Memperingati Hari Gizi Nasional 2022 yang bertema “Aksi Bersama Cegah Stunting dan Obesitas”, Royco mengumumkan berbagai inisiatif dan kolaborasi untuk memperluas dampak dari program edukasi nutrisi “Royco Nutrimenu” yang terlaksana sejak 2019. Salah satunya melalui kerja sama dengan Badan Kependudukan dan Keluarga Berencana Nasional (BKKBN) untuk semakin mempertajam komitmen bersama dalam mencegah dan menangani berbagai permasalahan nutrisi, termasuk stunting.

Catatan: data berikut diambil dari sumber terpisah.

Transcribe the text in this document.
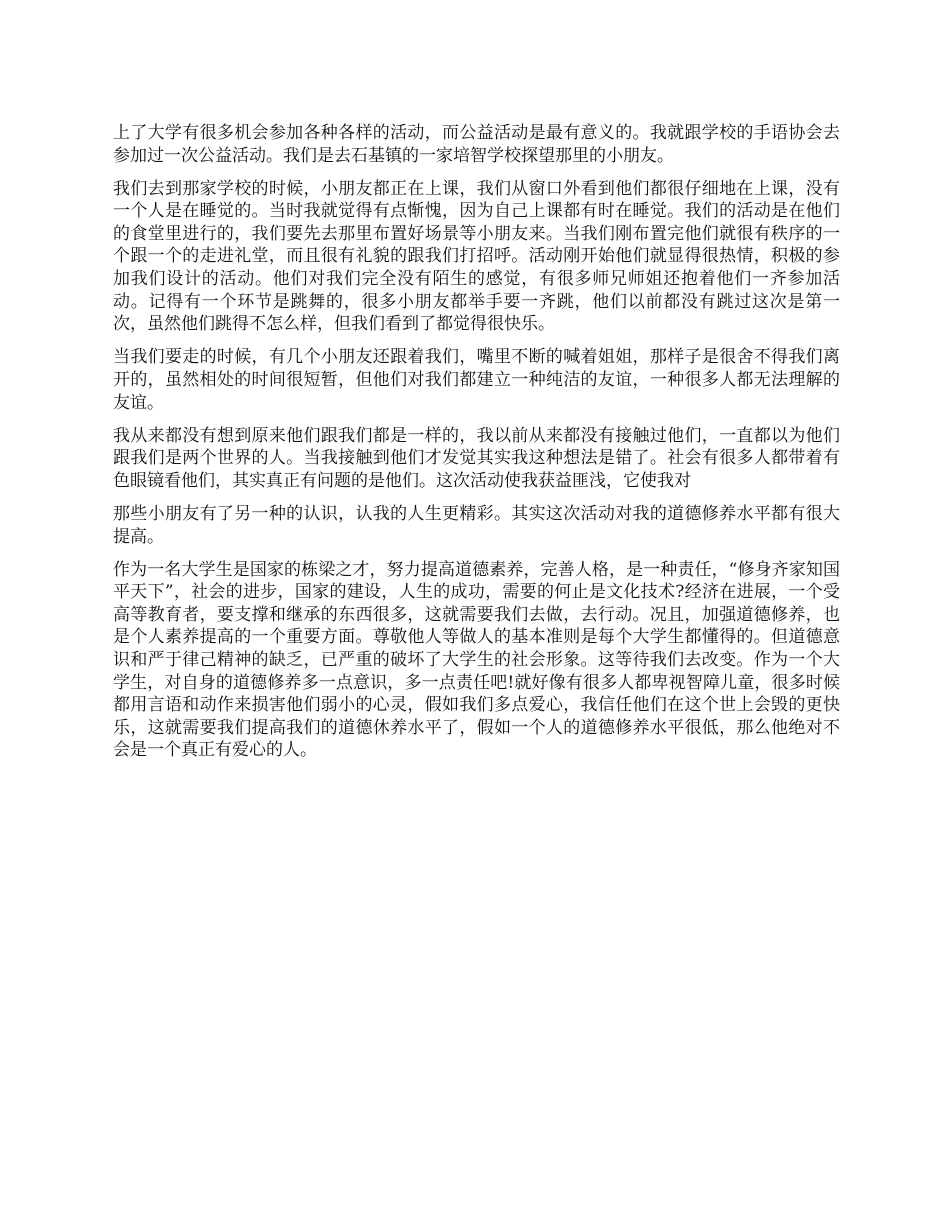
上了大学有很多机会参加各种各样的活动，而公益活动是最有意义的。我就跟学校的手语协会去参加过一次公益活动。我们是去石基镇的一家培智学校探望那里的小朋友。

我们去到那家学校的时候，小朋友都正在上课，我们从窗口外看到他们都很仔细地在上课，没有一个人是在睡觉的。当时我就觉得有点惭愧，因为自己上课都有时在睡觉。我们的活动是在他们的食堂里进行的，我们要先去那里布置好场景等小朋友来。当我们刚布置完他们就很有秩序的一个跟一个的走进礼堂，而且很有礼貌的跟我们打招呼。活动刚开始他们就显得很热情，积极的参加我们设计的活动。他们对我们完全没有陌生的感觉，有很多师兄师姐还抱着他们一齐参加活动。记得有一个环节是跳舞的，很多小朋友都举手要一齐跳，他们以前都没有跳过这次是第一次，虽然他们跳得不怎么样，但我们看到了都觉得很快乐。

当我们要走的时候，有几个小朋友还跟着我们，嘴里不断的喊着姐姐，那样子是很舍不得我们离开的，虽然相处的时间很短暂，但他们对我们都建立一种纯洁的友谊，一种很多人都无法理解的友谊。

我从来都没有想到原来他们跟我们都是一样的，我以前从来都没有接触过他们，一直都以为他们跟我们是两个世界的人。当我接触到他们才发觉其实我这种想法是错了。社会有很多人都带着有色眼镜看他们，其实真正有问题的是他们。这次活动使我获益匪浅，它使我对

那些小朋友有了另一种的认识，认我的人生更精彩。其实这次活动对我的道德修养水平都有很大提高。

作为一名大学生是国家的栋梁之才，努力提高道德素养，完善人格，是一种责任，“修身齐家知国平天下”，社会的进步，国家的建设，人生的成功，需要的何止是文化技术?经济在进展，一个受高等教育者，要支撑和继承的东西很多，这就需要我们去做，去行动。况且，加强道德修养，也是个人素养提高的一个重要方面。尊敬他人等做人的基本准则是每个大学生都懂得的。但道德意识和严于律己精神的缺乏，已严重的破坏了大学生的社会形象。这等待我们去改变。作为一个大学生，对自身的道德修养多一点意识，多一点责任吧!就好像有很多人都卑视智障儿童，很多时候都用言语和动作来损害他们弱小的心灵，假如我们多点爱心，我信任他们在这个世上会毁的更快乐，这就需要我们提高我们的道德休养水平了，假如一个人的道德修养水平很低，那么他绝对不会是一个真正有爱心的人。
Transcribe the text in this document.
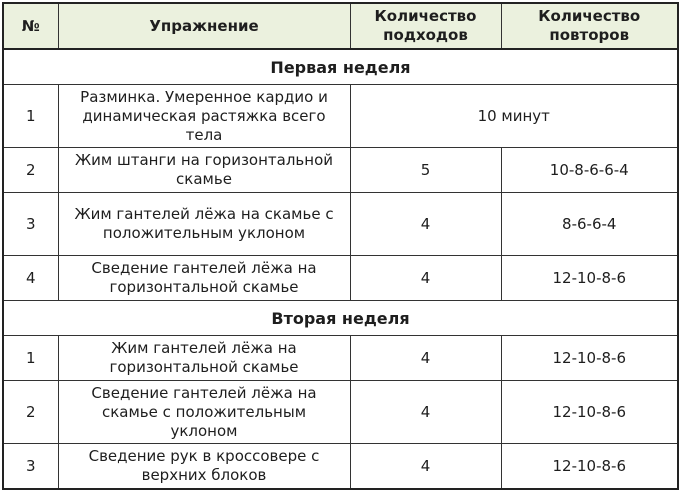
№	Упражнение	Количество подходов	Количество повторов
Первая неделя			
1	Разминка. Умеренное кардио и динамическая растяжка всего тела	10 минут	
2	Жим штанги на горизонтальной скамье	5	10-8-6-6-4
3	Жим гантелей лёжа на скамье с положительным уклоном	4	8-6-6-4
4	Сведение гантелей лёжа на горизонтальной скамье	4	12-10-8-6
Вторая неделя			
1	Жим гантелей лёжа на горизонтальной скамье	4	12-10-8-6
2	Сведение гантелей лёжа на скамье с положительным уклоном	4	12-10-8-6
3	Сведение рук в кроссовере с верхних блоков	4	12-10-8-6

Ari Astuti, Head of Foods & Beverages PT Unilever Indonesia, Tbk. yang akrab disapa Tutut menjelaskan, “Berlandaskan strategi bisnis global ‘The Unilever Compass’, khususnya pada pilar Meningkatkan Kesehatan dan Kesejahteraan Masyarakat, Unilever memiliki komitmen ‘Future Foods’ untuk menghadirkan produk makanan dan minuman lezat yang baik bagi masyarakat dan lingkungan. Royco mengedepankan purpose Gerakan Pangan untuk Masa Depan untuk menginspirasi keluarga Indonesia mengonsumsi hidangan dari bahan makanan dari sumber yang berkelanjutan, dan sesuai dengan pedoman ‘Isi Piringku’ yang digalakkan Pemerintah.”

Masalah triple burden malnutrition membuat Royco gencar melakukan edukasi melalui  program ‘Royco Nutrimenu’. Program ini akan memperkuat dampak positif melalui berbagai aksi dan kolaborasi untuk mengatasi stunting. Masa pandemi banyak sekali menimbulkan masalah, salah satunya sebanyak 45% rumah tangga dengan anak merasa kesulitan untuk memenuhi makanan bergizi cukup bagi anak-anak mereka. Gizi yang buruk dapat menyebabkan anak stunting.

Seluruh produk Royco yang terbuat dari bahan-bahan berkualitas kini telah dibuat dengan garam beriodium. Royco juga melengkapi seluruh kemasannya dengan berbagai resep bergizi, sederhana, praktis dan terjangkau dengan memanfaatkan bahan “50 Pangan Masa Depan” untuk menginspirasi keluarga berkreasi di dapur.

Public Figure Fitri Tropica juga membagikan aktivitasnya bahwa ia dan suami menanamkan kebiasaan untuk mengonsumsi makanan bernutrisi pada anaknya sejak dini, meskipun seringkali mengalami kesulitan menemukan cara yang mudah dimengerti dan juga disukai oleh anak.